MyMz
Anzeige

Justiz

Baumers Verlobter wird angeklagt

Der Krankenpfleger soll zwei Domspatzen-Schüler missbraucht und eine ehemalige Patientin betäubt und genötigt haben.
Von Isolde Stöcker-Gietl, MZ

Die Jugendkammer am Landgericht Regensburg muss nun entscheiden, ob sie die Anklage zur Hauptverhandlung zulässt. Foto: dpa
Die Jugendkammer am Landgericht Regensburg muss nun entscheiden, ob sie die Anklage zur Hauptverhandlung zulässt.

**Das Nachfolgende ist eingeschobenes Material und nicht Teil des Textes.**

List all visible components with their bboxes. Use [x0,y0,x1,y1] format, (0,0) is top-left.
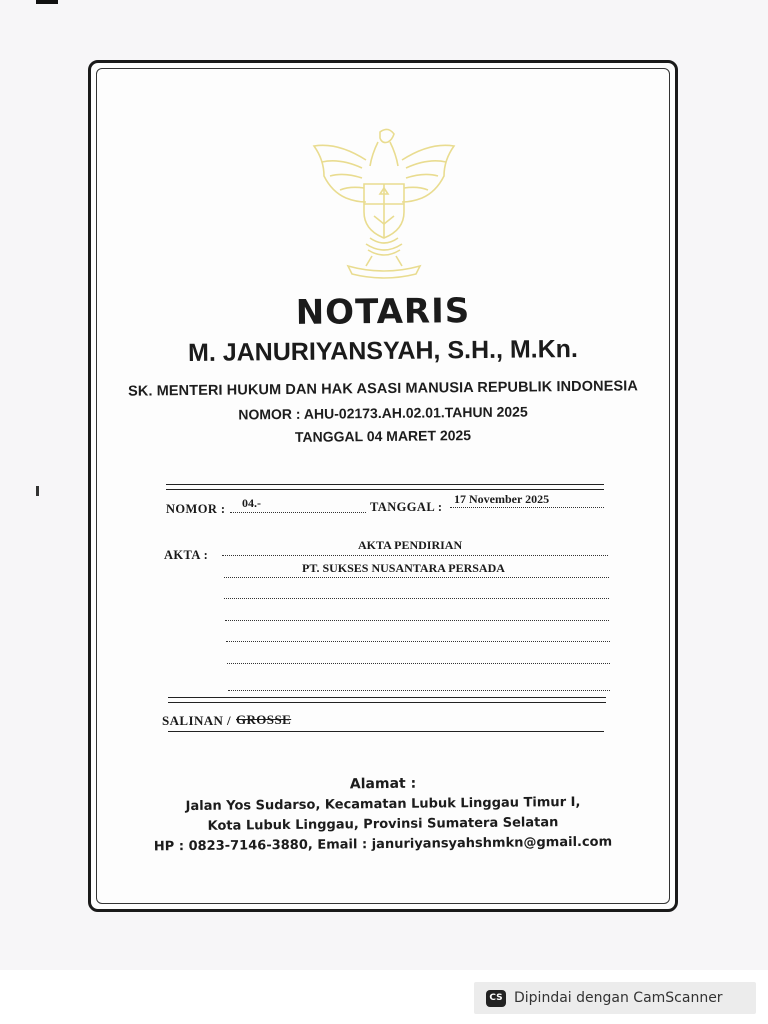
garuda-emblem-icon [308,120,460,280]
tanggal-dotted-line [450,507,604,508]
nomor-label: NOMOR : [166,502,226,516]
akta-dotted-line-4 [225,620,609,621]
notary-name: M. JANURIYANSYAH, S.H., M.Kn. [187,334,579,368]
akta-dotted-line-6 [227,663,610,664]
sk-ministry-line: SK. MENTERI HUKUM DAN HAK ASASI MANUSIA REPUBLIK INDONESIA [128,378,638,400]
akta-dotted-line-2 [224,577,609,578]
camscanner-text: Dipindai dengan CamScanner [514,990,723,1006]
akta-line-1: AKTA PENDIRIAN [358,538,463,552]
camscanner-icon: CS [486,990,506,1007]
scan-mark [36,0,58,4]
divider [168,731,604,732]
address-label: Alamat : [349,775,417,793]
divider [166,484,604,485]
akta-line-2: PT. SUKSES NUSANTARA PERSADA [302,561,505,575]
contact-line: HP : 0823-7146-3880, Email : januriyansyahshmkn@gmail.com [153,834,613,855]
divider [168,702,606,703]
akta-dotted-line-3 [224,598,609,599]
sk-date: TANGGAL 04 MARET 2025 [294,427,472,445]
grosse-label: GROSSE [236,712,292,727]
camscanner-watermark [474,982,756,1014]
tanggal-label: TANGGAL : [370,500,443,514]
sk-number: NOMOR : AHU-02173.AH.02.01.TAHUN 2025 [238,403,528,423]
scan-mark [36,486,39,496]
salinan-label: SALINAN / [162,713,231,728]
document-title: NOTARIS [295,291,471,333]
akta-dotted-line-7 [228,690,610,691]
tanggal-value: 17 November 2025 [454,492,550,506]
address-line-1: Jalan Yos Sudarso, Kecamatan Lubuk Linggau Timur I, [185,794,581,815]
akta-label: AKTA : [164,548,209,562]
akta-dotted-line-1 [222,555,608,556]
address-line-2: Kota Lubuk Linggau, Provinsi Sumatera Selatan [207,815,559,834]
divider [168,697,606,698]
akta-dotted-line-5 [226,641,610,642]
nomor-value: 04.- [242,496,261,510]
divider [166,489,604,490]
nomor-dotted-line [230,512,366,513]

Foto: dpa

Regensburg.Die Staatsanwaltschaft Regensburg hat Anklage gegen den früheren Verlobten der tot aufgefundenen Maria Baumer erhoben. Nicht in dem mysteriösen Todesfall seiner Lebensgefährtin, sondern wegen sexuellen Missbrauchs von zwei Schülern des Regensburger Domspatzengymnasiums, wegen sexueller Nötigung und vorsätzlicher Körperverletzung einer ehemaligen Patientin am Bezirksklinikum, wegen Diebstahls von Medikamenten sowie dem Besitz von kinderpornografischen Darstellungen, bestätigte Theo Ziegler, Sprecher der Staatsanwaltschaft Regensburg, unserer Zeitung. Dem 31-jährigen Krankenpfleger am Bezirksklinikum Regensburg droht – sofern das Landgericht Regensburg die Anklage zur Hauptverhandlung zulässt – im schlimmsten Fall eine Haftstrafe von bis zu 15 Jahren.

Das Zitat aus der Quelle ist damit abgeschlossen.